MEDIA and YOUR MONEY
Oops, the cat is out of the bag – times 2
This last few days has been surprising as two closely guarded economic ‘secrets’
have been let out of the bag!
EU
This week the EU’s official statistics agency, Eurostat, reported that
the 17 member EU has had two negative quarters with a reduction of 0.1% and now
0.2% - meeting the standard definition of a (new) recession. However, as Barrie McKenna and Eric Reguly have
pointed out in the Globe and Mail business section, November 16, 2012, B1
“In euro zone, the return of recession bites like depression” , the Eurostat’s
current and preceding reports have been highly misleading. If Germany is pulled out of the 17 nation
calculations, Europe has been in recession for 5 quarters or 1 1/4 years!!!!
This last FACT has been hidden by the EU and North American media and
business reporting until now. We have
heard and seen news on government austerity, higher unemployment among
government staff and protests in the streets, but the steady and ongoing
decline in the overall economy , the recession/depression element, has
been well covered up for over a year!!!!
China
Communist
states, be they the Soviet Union, North Korea, Cuba or China, lie about their
economic growth and success all the time, and as they have absolute media
control they get away with it far more than western governments do.
Communist
targets for improved production have been exaggerated from Lenin’s first 5 year plan onward as the
Party, to stay in power, must continually promise ‘good news’
to its people; and to
proclaim communism’s superiority to the outside world.
Consequently, I have never
trusted China’s official government data even after China embraced a mixed
economy with strong capitalist elements.
That is why two recent media items are so important.

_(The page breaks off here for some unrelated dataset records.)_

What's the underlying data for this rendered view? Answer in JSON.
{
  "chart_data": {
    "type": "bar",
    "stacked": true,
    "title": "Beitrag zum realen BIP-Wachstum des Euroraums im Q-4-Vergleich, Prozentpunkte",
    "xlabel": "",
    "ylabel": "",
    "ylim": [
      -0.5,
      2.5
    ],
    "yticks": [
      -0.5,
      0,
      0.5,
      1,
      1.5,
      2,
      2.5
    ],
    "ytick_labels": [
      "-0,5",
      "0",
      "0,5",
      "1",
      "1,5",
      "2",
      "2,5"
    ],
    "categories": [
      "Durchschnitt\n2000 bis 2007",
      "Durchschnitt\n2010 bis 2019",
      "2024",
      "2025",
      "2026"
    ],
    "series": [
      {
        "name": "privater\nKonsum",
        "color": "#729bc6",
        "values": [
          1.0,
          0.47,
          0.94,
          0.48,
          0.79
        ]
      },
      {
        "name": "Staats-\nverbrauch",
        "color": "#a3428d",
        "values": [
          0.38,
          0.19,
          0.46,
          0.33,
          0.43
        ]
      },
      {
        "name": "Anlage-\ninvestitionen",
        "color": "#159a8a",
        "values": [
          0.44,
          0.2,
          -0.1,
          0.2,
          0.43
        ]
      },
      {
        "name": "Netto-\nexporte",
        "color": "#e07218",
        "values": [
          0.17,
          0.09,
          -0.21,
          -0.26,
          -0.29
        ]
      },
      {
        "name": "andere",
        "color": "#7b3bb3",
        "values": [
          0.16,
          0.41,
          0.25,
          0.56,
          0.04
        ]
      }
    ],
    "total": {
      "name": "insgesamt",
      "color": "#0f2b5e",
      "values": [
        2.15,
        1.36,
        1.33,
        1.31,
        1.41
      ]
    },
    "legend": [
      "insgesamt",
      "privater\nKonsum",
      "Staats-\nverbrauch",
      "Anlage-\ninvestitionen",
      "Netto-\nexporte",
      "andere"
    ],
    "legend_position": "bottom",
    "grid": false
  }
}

Gordon Chang of Forbes.com, while
interviewed last week on TVO’s the Agenda regarding China’s changing-of-the-guard
leadership convention, mentioned in passing that the recently announced Chinese
economic growth of 7% is really 1% or less- based on
electricity use data he has access to.
The same picture of a struggling Chinese economy on the verge of
recession was also presented in a CBC National news report of November
14, 2012. The segment by Adrienne
Arsenault entitled “China’s Chill” is available at CBCnews.ca. While the
first half focuses on the centrally planned, ghost city of Ordos in Inner
Mongolia, which at least 4 year years after its construction is still devoid of
people, let alone the planned 1,000,000 residents (See Google, Ordos ghost
city for reports and YouTube videos), the second half is a tour of the Beijing
industrial zone with an economist. He shows Ms. Arsenault how he tracks China’s
real growth: by looking at the supply of coal in storage and its local selling
price, and the amount and condition of steel pipes and beams at a local factory. In both cases, the news is bad: the price of coal has dropped (due to less
demand) and manufactured pipes and beams sit untouched and turning to
rust.
So, those in the know, who do not rely on self-serving
Chinese government numbers and who look to independent sources for
economic evidence – such as electricity use, coal costs and factory
surplus goods, find China is close to or already in negative growth – i.e., recession.
China depends
on world demand - Europe and North
America in particular – to buy most of its factory output, and it is in trouble
as the western world cannot afford to buy as of old.
And Canada,
which has been relying more and more on China to buy its raw resources – from lumber
to coal to copper to oil – should also take note and expect Chinese purchases
to drop. According to Ms. Arsenault, it
could mean a whopping hit to Canada’s resource based economy!